Caju do sertão

Eu não cabia no tamanho daquelas descobertas. E por mais que os galhos pendessem até o chão, eram braços de menos pra tanta folia, quebrando as canelas, gravetos de sabiá pulando e gritando pelos troncos.

A minha casa é onde eu moro as minhas saudades. Não tenho hora pra chegar e sento na terra, me desarrumando as paredes, pendurando quadrinhos luminosos, com espelhinhos e fitas. Eu a encho de chiados, de palavras, e pela força da beleza descubro os quartos, jogo no ar os lençóis bordados de sons e melodias. O recreio dos grilos a hora comum a voz de longe, cantarolando baixinho enquanto caminho assoviando porta afora. Vai indo longe esse rodopio...

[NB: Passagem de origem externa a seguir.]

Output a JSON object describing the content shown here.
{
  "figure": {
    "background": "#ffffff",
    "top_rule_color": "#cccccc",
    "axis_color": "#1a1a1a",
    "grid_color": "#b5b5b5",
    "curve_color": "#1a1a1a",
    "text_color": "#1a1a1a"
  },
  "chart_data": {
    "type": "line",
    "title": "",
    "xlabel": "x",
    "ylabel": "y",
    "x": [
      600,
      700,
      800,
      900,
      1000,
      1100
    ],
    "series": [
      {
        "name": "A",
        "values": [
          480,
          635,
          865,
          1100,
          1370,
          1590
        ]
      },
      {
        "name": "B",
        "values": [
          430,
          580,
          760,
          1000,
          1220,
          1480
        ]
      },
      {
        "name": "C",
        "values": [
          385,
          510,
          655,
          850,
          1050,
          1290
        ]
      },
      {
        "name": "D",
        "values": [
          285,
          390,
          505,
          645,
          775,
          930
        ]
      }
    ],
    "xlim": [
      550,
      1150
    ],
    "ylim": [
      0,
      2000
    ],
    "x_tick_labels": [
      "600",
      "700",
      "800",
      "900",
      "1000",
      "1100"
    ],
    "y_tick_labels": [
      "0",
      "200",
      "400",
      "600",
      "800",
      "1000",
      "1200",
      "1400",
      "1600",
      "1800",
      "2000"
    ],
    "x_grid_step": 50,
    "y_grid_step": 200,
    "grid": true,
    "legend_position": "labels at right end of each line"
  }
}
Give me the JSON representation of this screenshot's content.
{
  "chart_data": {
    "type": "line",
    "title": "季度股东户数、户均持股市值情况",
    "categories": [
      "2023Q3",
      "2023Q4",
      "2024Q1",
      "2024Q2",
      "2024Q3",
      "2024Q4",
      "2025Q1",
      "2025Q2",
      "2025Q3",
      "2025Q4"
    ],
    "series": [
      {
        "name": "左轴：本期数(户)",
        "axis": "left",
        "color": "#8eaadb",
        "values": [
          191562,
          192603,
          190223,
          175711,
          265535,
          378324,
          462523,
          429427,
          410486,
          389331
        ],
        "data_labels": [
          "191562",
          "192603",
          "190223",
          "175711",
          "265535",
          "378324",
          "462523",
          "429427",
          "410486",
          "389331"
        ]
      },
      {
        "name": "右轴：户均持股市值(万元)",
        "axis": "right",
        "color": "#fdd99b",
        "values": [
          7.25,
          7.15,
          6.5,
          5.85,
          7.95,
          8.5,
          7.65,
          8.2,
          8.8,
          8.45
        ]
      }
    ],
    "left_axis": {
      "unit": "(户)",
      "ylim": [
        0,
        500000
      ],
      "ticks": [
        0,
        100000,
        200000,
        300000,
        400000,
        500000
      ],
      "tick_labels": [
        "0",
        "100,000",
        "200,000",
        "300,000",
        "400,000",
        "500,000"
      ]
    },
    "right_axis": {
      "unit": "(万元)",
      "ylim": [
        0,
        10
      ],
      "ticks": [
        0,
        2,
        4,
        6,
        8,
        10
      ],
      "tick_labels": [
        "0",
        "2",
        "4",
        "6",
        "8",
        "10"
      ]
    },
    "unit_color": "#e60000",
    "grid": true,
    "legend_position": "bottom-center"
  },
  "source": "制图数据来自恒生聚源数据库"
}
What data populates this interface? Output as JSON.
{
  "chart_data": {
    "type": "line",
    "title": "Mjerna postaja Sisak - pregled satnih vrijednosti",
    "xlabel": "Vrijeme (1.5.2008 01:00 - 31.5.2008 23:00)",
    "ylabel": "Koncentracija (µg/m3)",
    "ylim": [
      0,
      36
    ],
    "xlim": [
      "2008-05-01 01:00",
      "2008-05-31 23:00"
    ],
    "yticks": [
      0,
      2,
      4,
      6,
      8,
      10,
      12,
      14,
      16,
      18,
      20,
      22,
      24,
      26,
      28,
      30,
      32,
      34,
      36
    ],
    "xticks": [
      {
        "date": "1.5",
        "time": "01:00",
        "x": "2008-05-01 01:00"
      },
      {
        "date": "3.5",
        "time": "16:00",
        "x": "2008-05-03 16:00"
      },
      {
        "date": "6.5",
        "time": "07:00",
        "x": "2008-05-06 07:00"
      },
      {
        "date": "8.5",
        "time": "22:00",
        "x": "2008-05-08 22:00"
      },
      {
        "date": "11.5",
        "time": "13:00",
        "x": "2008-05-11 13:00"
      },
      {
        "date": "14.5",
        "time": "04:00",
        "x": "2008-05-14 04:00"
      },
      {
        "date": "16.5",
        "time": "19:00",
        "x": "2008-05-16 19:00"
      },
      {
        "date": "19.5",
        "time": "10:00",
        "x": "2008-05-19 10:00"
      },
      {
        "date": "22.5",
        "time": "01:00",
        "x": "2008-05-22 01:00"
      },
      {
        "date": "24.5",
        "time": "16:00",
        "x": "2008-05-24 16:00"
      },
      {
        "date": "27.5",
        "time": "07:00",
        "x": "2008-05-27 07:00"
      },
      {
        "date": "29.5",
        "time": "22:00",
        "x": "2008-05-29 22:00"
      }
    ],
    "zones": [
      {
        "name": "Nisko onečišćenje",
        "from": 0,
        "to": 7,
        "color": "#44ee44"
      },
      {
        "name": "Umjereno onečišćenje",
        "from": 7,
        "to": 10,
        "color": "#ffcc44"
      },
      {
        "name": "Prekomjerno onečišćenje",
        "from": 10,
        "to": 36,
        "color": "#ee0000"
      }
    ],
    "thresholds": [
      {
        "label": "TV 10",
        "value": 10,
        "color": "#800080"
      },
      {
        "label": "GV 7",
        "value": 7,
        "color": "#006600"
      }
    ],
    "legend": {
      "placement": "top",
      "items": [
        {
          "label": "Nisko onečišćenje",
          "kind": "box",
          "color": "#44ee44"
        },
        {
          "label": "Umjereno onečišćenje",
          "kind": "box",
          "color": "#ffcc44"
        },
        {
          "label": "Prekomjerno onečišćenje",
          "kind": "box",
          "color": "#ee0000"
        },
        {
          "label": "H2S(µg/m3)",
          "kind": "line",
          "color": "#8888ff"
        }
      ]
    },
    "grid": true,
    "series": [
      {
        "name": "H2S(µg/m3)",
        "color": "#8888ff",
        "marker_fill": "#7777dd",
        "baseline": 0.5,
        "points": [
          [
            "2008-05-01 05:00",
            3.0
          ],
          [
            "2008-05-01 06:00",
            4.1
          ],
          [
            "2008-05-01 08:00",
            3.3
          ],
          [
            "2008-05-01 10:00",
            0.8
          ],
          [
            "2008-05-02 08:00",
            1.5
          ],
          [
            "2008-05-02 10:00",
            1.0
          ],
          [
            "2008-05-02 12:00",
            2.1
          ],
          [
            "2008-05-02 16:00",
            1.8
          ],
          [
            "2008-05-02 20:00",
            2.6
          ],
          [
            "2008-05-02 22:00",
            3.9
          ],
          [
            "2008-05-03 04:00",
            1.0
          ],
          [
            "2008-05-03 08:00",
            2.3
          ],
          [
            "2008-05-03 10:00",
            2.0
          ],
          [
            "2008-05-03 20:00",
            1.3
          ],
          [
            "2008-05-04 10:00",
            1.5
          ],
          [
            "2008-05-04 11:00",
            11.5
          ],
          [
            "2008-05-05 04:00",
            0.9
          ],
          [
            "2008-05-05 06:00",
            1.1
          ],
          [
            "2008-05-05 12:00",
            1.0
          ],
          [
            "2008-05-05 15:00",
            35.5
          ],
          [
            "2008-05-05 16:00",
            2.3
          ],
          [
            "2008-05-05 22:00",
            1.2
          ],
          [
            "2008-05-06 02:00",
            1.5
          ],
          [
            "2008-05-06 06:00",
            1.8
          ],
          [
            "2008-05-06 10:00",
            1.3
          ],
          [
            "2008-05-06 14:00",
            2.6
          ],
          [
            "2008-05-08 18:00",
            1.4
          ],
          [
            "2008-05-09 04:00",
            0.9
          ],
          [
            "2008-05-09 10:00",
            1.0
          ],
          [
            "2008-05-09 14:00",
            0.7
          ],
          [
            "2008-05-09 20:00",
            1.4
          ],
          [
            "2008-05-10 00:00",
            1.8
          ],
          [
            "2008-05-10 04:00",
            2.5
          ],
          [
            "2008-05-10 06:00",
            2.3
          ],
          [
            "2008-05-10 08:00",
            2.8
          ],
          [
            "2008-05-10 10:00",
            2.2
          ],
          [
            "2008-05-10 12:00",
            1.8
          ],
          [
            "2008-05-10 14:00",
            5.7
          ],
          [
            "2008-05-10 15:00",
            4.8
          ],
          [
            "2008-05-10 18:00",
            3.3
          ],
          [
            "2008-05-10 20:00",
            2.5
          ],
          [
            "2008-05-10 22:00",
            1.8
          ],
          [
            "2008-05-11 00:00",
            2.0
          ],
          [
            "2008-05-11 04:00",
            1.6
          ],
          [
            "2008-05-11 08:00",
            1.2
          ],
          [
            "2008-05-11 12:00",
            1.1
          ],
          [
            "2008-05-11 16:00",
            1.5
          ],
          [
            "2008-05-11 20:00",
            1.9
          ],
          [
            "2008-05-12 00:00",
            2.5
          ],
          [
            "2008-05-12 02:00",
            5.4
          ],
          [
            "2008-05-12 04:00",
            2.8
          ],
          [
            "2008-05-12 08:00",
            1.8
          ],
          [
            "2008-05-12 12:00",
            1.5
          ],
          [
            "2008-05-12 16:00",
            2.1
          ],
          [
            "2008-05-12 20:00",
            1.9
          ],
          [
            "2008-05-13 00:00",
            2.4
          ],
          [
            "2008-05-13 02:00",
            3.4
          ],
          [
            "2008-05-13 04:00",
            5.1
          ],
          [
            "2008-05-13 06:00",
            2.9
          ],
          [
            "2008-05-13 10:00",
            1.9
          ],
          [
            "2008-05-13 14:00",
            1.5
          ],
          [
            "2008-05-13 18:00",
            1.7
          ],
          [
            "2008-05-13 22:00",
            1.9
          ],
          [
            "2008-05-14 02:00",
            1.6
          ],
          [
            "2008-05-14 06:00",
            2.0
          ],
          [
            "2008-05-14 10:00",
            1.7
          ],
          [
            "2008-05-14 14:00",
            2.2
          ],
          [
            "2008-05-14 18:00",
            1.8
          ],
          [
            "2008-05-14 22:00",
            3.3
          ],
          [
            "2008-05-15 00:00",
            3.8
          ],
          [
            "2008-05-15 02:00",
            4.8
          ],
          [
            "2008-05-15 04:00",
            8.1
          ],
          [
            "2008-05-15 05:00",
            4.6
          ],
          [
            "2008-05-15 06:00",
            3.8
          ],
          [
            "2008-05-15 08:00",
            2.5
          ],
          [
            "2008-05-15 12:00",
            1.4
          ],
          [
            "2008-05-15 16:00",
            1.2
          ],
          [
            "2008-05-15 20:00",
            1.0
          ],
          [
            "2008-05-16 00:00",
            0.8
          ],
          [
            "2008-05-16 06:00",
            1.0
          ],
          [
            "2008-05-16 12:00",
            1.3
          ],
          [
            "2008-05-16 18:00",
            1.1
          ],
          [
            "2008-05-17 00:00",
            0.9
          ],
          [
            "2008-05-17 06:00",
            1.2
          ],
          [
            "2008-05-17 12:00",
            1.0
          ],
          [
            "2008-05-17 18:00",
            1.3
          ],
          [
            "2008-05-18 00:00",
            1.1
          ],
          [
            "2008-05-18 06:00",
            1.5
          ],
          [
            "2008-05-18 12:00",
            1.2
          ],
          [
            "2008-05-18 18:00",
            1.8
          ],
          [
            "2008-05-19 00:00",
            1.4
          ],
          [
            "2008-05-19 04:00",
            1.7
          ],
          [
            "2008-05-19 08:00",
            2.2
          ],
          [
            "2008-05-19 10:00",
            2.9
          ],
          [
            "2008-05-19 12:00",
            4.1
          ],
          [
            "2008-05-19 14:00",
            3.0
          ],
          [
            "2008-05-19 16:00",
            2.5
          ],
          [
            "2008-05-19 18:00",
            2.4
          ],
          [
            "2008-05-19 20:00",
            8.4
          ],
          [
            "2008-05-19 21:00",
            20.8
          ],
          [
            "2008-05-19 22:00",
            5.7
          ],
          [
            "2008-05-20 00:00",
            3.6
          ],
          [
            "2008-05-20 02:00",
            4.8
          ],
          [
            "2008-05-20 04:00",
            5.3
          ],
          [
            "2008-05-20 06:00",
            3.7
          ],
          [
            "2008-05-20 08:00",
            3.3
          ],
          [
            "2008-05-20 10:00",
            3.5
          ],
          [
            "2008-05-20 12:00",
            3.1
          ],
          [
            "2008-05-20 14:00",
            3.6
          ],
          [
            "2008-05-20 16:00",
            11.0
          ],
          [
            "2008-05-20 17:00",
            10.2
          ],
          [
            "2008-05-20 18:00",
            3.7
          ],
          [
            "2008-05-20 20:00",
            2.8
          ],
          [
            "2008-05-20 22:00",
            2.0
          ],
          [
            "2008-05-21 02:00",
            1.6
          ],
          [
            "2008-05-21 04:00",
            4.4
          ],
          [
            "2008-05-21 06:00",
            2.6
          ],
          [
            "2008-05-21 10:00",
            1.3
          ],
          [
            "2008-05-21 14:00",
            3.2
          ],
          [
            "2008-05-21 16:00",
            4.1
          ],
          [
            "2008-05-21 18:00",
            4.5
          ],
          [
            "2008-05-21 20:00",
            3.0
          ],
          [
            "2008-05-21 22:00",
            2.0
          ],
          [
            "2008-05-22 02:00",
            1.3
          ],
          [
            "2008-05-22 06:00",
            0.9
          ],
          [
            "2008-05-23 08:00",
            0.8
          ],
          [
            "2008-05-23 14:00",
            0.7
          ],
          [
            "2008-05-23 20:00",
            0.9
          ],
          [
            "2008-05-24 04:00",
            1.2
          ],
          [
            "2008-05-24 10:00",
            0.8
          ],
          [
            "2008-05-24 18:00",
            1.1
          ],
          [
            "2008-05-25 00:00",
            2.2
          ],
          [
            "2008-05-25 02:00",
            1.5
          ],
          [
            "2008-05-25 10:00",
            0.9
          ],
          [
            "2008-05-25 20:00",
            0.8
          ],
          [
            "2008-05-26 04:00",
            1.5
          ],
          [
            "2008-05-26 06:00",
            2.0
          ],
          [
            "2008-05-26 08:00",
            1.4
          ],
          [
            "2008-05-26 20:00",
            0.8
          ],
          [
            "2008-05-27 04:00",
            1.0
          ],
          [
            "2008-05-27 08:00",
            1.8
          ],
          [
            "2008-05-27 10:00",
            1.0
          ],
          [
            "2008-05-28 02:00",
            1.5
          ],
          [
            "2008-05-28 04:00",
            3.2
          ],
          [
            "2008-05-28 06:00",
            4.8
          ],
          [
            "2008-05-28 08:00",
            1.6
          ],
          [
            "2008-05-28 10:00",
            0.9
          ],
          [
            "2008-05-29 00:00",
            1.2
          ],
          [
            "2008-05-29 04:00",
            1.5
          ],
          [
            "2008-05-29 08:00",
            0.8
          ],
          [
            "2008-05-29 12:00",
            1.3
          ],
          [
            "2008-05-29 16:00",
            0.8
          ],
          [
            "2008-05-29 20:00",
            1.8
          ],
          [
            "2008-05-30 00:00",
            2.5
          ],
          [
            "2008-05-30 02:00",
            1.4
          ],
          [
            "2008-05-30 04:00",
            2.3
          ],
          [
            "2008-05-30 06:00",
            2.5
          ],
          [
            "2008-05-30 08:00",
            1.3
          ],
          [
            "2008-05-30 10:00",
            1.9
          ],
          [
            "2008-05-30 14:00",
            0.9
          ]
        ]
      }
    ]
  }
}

Eu sentia e via no silêncio daquele chão árido as tantas flores brancas que brotavam dos espinhos. E o meu ouvido na terra era pra escutar o sussurro dos anjos, dos menininhos e menininhas que não suportaram a fome a falta as ausências o olho seco do sol.

Eu não cabia naquele sertão. O meu lugar era virado pro céu que me obrigava a crer nos feitos divinos, na finitude dos pesos mais pesados da vida, na minha finitude instalada naquele corpinho. As linhas do cajueiro me desviavam do caminho que mamãe queria. E eu, com tanta fome e sede, andava era pra água, e só olhava pro céu. Eu atirava pedras pra ver transbordar ecoar as ondinhas pelos lagos amarelos, lisos de nuvens.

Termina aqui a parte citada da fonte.